Functionally non-limiting if within:
20 degrees of anterior angulation, 30 degrees of varus angulation and 3 cm of shortening without apparent deformity .
Arm musculature and shoulder, elbow, and trunk range of motion can compensate for angular, rotational, and shortening deformities.
Obese patients may develop significant angulation during healing with hanging cast, compared to non-obese.

Holistic medicine

Geriatric humeral shaft fractures can be prevented by fall prevention programs focusing on individual’s balance, strength, and conditioning to improve gait and safe ambulation. E.g. practicing tai chi has been shown to reduce the risk of falls and improve bone health.


Sir John Charnley wrote, “It is perhaps the easiest of the major long bones to treat by conservative methods".

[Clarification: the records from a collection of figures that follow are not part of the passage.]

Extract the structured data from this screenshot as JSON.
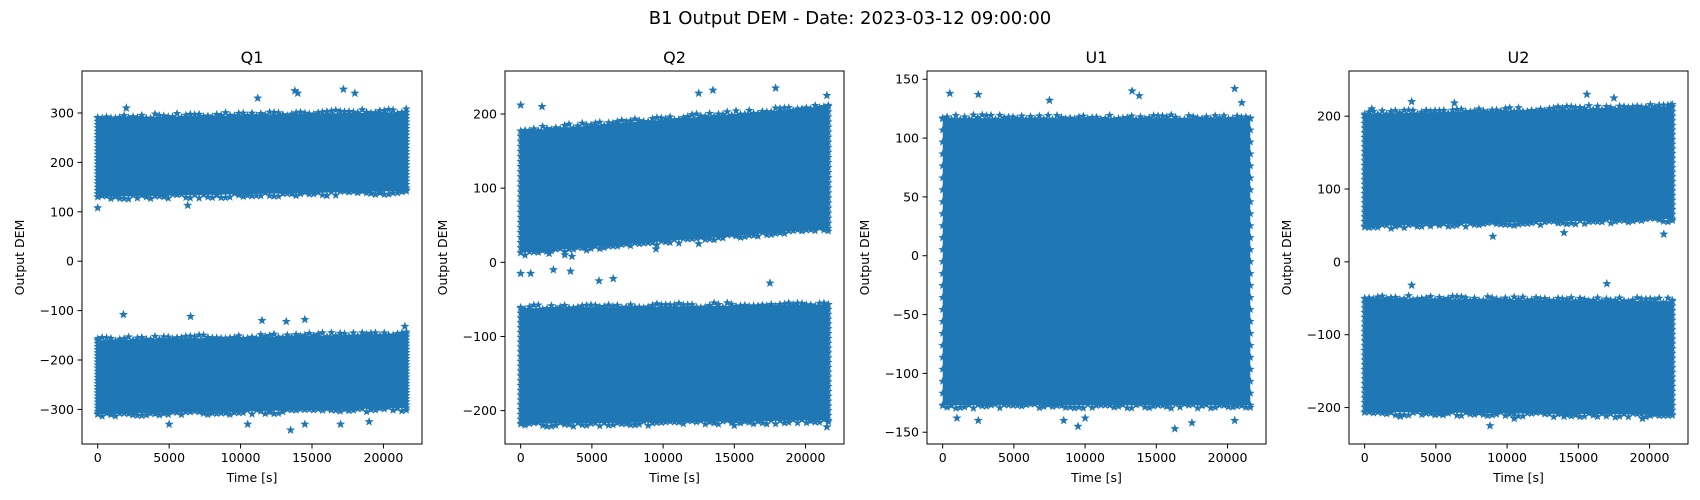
{
  "figure": {
    "title": "B1 Output DEM - Date: 2023-03-12 09:00:00",
    "colors": {
      "marker": "#1f77b4",
      "axes": "#000000",
      "background": "#ffffff"
    }
  },
  "chart_data": [
    {
      "type": "scatter",
      "marker": "star",
      "title": "Q1",
      "xlabel": "Time [s]",
      "ylabel": "Output DEM",
      "xlim": [
        -1100,
        22700
      ],
      "ylim": [
        -370,
        385
      ],
      "xticks": [
        0,
        5000,
        10000,
        15000,
        20000
      ],
      "yticks": [
        -300,
        -200,
        -100,
        0,
        100,
        200,
        300
      ],
      "x_range": [
        0,
        21600
      ],
      "bands": [
        {
          "center": [
            210,
            222
          ],
          "half_width": 80
        },
        {
          "center": [
            -235,
            -222
          ],
          "half_width": 75
        }
      ],
      "outliers": [
        [
          0,
          108
        ],
        [
          2000,
          310
        ],
        [
          6300,
          113
        ],
        [
          11200,
          330
        ],
        [
          13800,
          345
        ],
        [
          14000,
          340
        ],
        [
          17200,
          348
        ],
        [
          18000,
          340
        ],
        [
          1800,
          -108
        ],
        [
          6500,
          -112
        ],
        [
          11500,
          -120
        ],
        [
          13200,
          -122
        ],
        [
          14500,
          -118
        ],
        [
          21500,
          -132
        ],
        [
          5000,
          -330
        ],
        [
          10500,
          -330
        ],
        [
          13500,
          -342
        ],
        [
          14500,
          -330
        ],
        [
          17000,
          -330
        ],
        [
          19000,
          -325
        ]
      ]
    },
    {
      "type": "scatter",
      "marker": "star",
      "title": "Q2",
      "xlabel": "Time [s]",
      "ylabel": "Output DEM",
      "xlim": [
        -1100,
        22700
      ],
      "ylim": [
        -245,
        258
      ],
      "xticks": [
        0,
        5000,
        10000,
        15000,
        20000
      ],
      "yticks": [
        -200,
        -100,
        0,
        100,
        200
      ],
      "x_range": [
        0,
        21600
      ],
      "bands": [
        {
          "center": [
            95,
            128
          ],
          "half_width": 82
        },
        {
          "center": [
            -140,
            -135
          ],
          "half_width": 78
        }
      ],
      "outliers": [
        [
          0,
          212
        ],
        [
          1500,
          210
        ],
        [
          12500,
          228
        ],
        [
          13500,
          232
        ],
        [
          17900,
          235
        ],
        [
          21500,
          225
        ],
        [
          2000,
          12
        ],
        [
          3100,
          10
        ],
        [
          3600,
          8
        ],
        [
          4500,
          20
        ],
        [
          9500,
          18
        ],
        [
          12500,
          25
        ],
        [
          0,
          -15
        ],
        [
          700,
          -15
        ],
        [
          2300,
          -10
        ],
        [
          3500,
          -12
        ],
        [
          5500,
          -25
        ],
        [
          6500,
          -22
        ],
        [
          17500,
          -28
        ],
        [
          1000,
          -215
        ],
        [
          3200,
          -212
        ],
        [
          8000,
          -215
        ],
        [
          15000,
          -220
        ],
        [
          21500,
          -222
        ]
      ]
    },
    {
      "type": "scatter",
      "marker": "star",
      "title": "U1",
      "xlabel": "Time [s]",
      "ylabel": "Output DEM",
      "xlim": [
        -1100,
        22700
      ],
      "ylim": [
        -160,
        157
      ],
      "xticks": [
        0,
        5000,
        10000,
        15000,
        20000
      ],
      "yticks": [
        -150,
        -100,
        -50,
        0,
        50,
        100,
        150
      ],
      "x_range": [
        0,
        21600
      ],
      "bands": [
        {
          "center": [
            -5,
            -5
          ],
          "half_width": 122
        }
      ],
      "outliers": [
        [
          500,
          138
        ],
        [
          2500,
          137
        ],
        [
          7500,
          132
        ],
        [
          13300,
          140
        ],
        [
          13800,
          136
        ],
        [
          20500,
          142
        ],
        [
          21000,
          130
        ],
        [
          1000,
          -138
        ],
        [
          2500,
          -140
        ],
        [
          8500,
          -140
        ],
        [
          9500,
          -145
        ],
        [
          10000,
          -138
        ],
        [
          16300,
          -147
        ],
        [
          17500,
          -142
        ],
        [
          20500,
          -140
        ]
      ]
    },
    {
      "type": "scatter",
      "marker": "star",
      "title": "U2",
      "xlabel": "Time [s]",
      "ylabel": "Output DEM",
      "xlim": [
        -1100,
        22700
      ],
      "ylim": [
        -250,
        262
      ],
      "xticks": [
        0,
        5000,
        10000,
        15000,
        20000
      ],
      "yticks": [
        -200,
        -100,
        0,
        100,
        200
      ],
      "x_range": [
        0,
        21600
      ],
      "bands": [
        {
          "center": [
            126,
            136
          ],
          "half_width": 77
        },
        {
          "center": [
            -128,
            -132
          ],
          "half_width": 78
        }
      ],
      "outliers": [
        [
          500,
          210
        ],
        [
          3300,
          220
        ],
        [
          6300,
          218
        ],
        [
          15600,
          230
        ],
        [
          17500,
          225
        ],
        [
          21500,
          215
        ],
        [
          9000,
          35
        ],
        [
          14000,
          40
        ],
        [
          21000,
          38
        ],
        [
          3300,
          -32
        ],
        [
          17000,
          -30
        ],
        [
          2500,
          -212
        ],
        [
          5500,
          -210
        ],
        [
          8800,
          -225
        ],
        [
          10500,
          -215
        ],
        [
          14000,
          -212
        ],
        [
          19500,
          -215
        ]
      ]
    }
  ]
}
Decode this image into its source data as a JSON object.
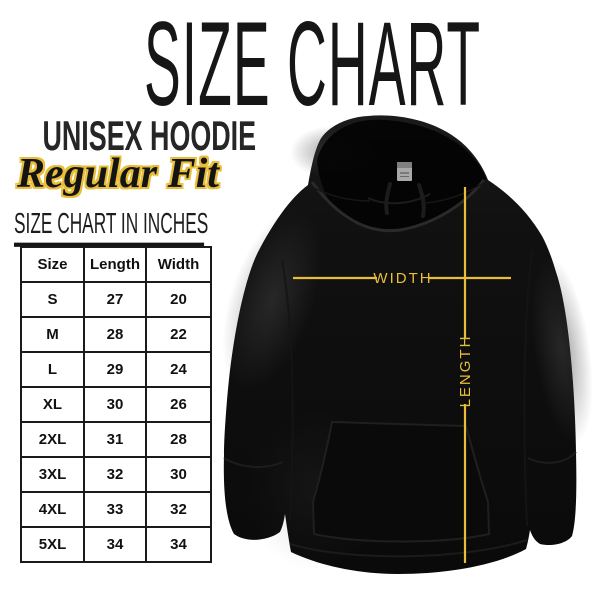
{
  "title": "SIZE CHART",
  "product": {
    "name": "UNISEX HOODIE",
    "fit": "Regular Fit"
  },
  "table_heading": "SIZE CHART IN INCHES",
  "size_table": {
    "columns": [
      "Size",
      "Length",
      "Width"
    ],
    "rows": [
      [
        "S",
        "27",
        "20"
      ],
      [
        "M",
        "28",
        "22"
      ],
      [
        "L",
        "29",
        "24"
      ],
      [
        "XL",
        "30",
        "26"
      ],
      [
        "2XL",
        "31",
        "28"
      ],
      [
        "3XL",
        "32",
        "30"
      ],
      [
        "4XL",
        "33",
        "32"
      ],
      [
        "5XL",
        "34",
        "34"
      ]
    ]
  },
  "measurement_labels": {
    "width": "WIDTH",
    "length": "LENGTH"
  },
  "colors": {
    "accent_gold": "#E8BD38",
    "ink": "#1A1A1A",
    "hoodie_black": "#0D0D0D",
    "background": "#FFFFFF"
  }
}
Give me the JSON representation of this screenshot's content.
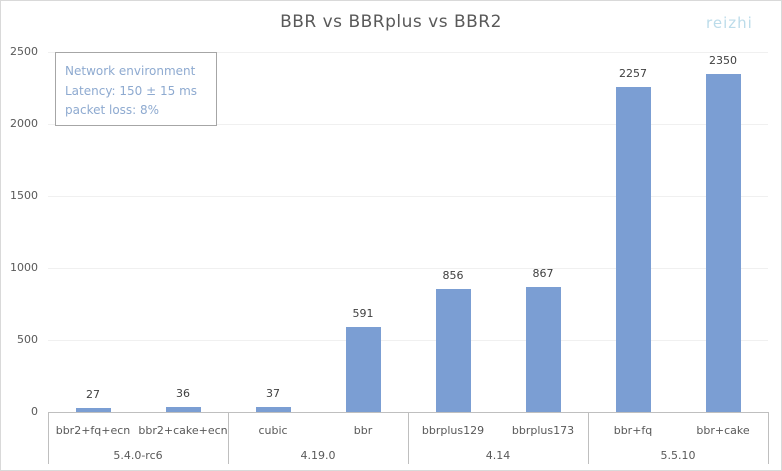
{
  "chart_data": {
    "type": "bar",
    "title": "BBR vs BBRplus vs BBR2",
    "watermark": "reizhi",
    "xlabel": "",
    "ylabel": "",
    "ylim": [
      0,
      2500
    ],
    "yticks": [
      "0",
      "500",
      "1000",
      "1500",
      "2000",
      "2500"
    ],
    "grid": true,
    "legend": null,
    "categories": [
      "bbr2+fq+ecn",
      "bbr2+cake+ecn",
      "cubic",
      "bbr",
      "bbrplus129",
      "bbrplus173",
      "bbr+fq",
      "bbr+cake"
    ],
    "groups": [
      {
        "label": "5.4.0-rc6",
        "span": 2
      },
      {
        "label": "4.19.0",
        "span": 2
      },
      {
        "label": "4.14",
        "span": 2
      },
      {
        "label": "5.5.10",
        "span": 2
      }
    ],
    "values": [
      27,
      36,
      37,
      591,
      856,
      867,
      2257,
      2350
    ],
    "value_labels": [
      "27",
      "36",
      "37",
      "591",
      "856",
      "867",
      "2257",
      "2350"
    ],
    "bar_color": "#7b9ed3",
    "annotation": {
      "lines": [
        "Network environment",
        "Latency: 150 ± 15 ms",
        "packet loss: 8%"
      ]
    }
  }
}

Seen in Snowboarders, Skiers, Baseball Pithcers, and Softball players. Snowboarders more often fracture the left humerus at the diaphysis.

When it results in spiral/oblique fracture pattern and known as “ball-thrower’s fracture”. These fairly rare injuries tend to affect arm wrestlers and throwing athletes, especially pitchers, javelin throwers and discus throwers.

Key terms

Humeral Shaft Fractures; Functional bracing; mid-shaft; radial nerve injury. 


Develop a habit to assess distal neurovascular function in all long bone and extremity trauma.
In case of Humeral Shaft fractures, learn to aptly rule out radial nerve palsy by assessing function of the Extensors in fore-arm (ECRL/ECRB, EDC, ECU, EIP, and EPL).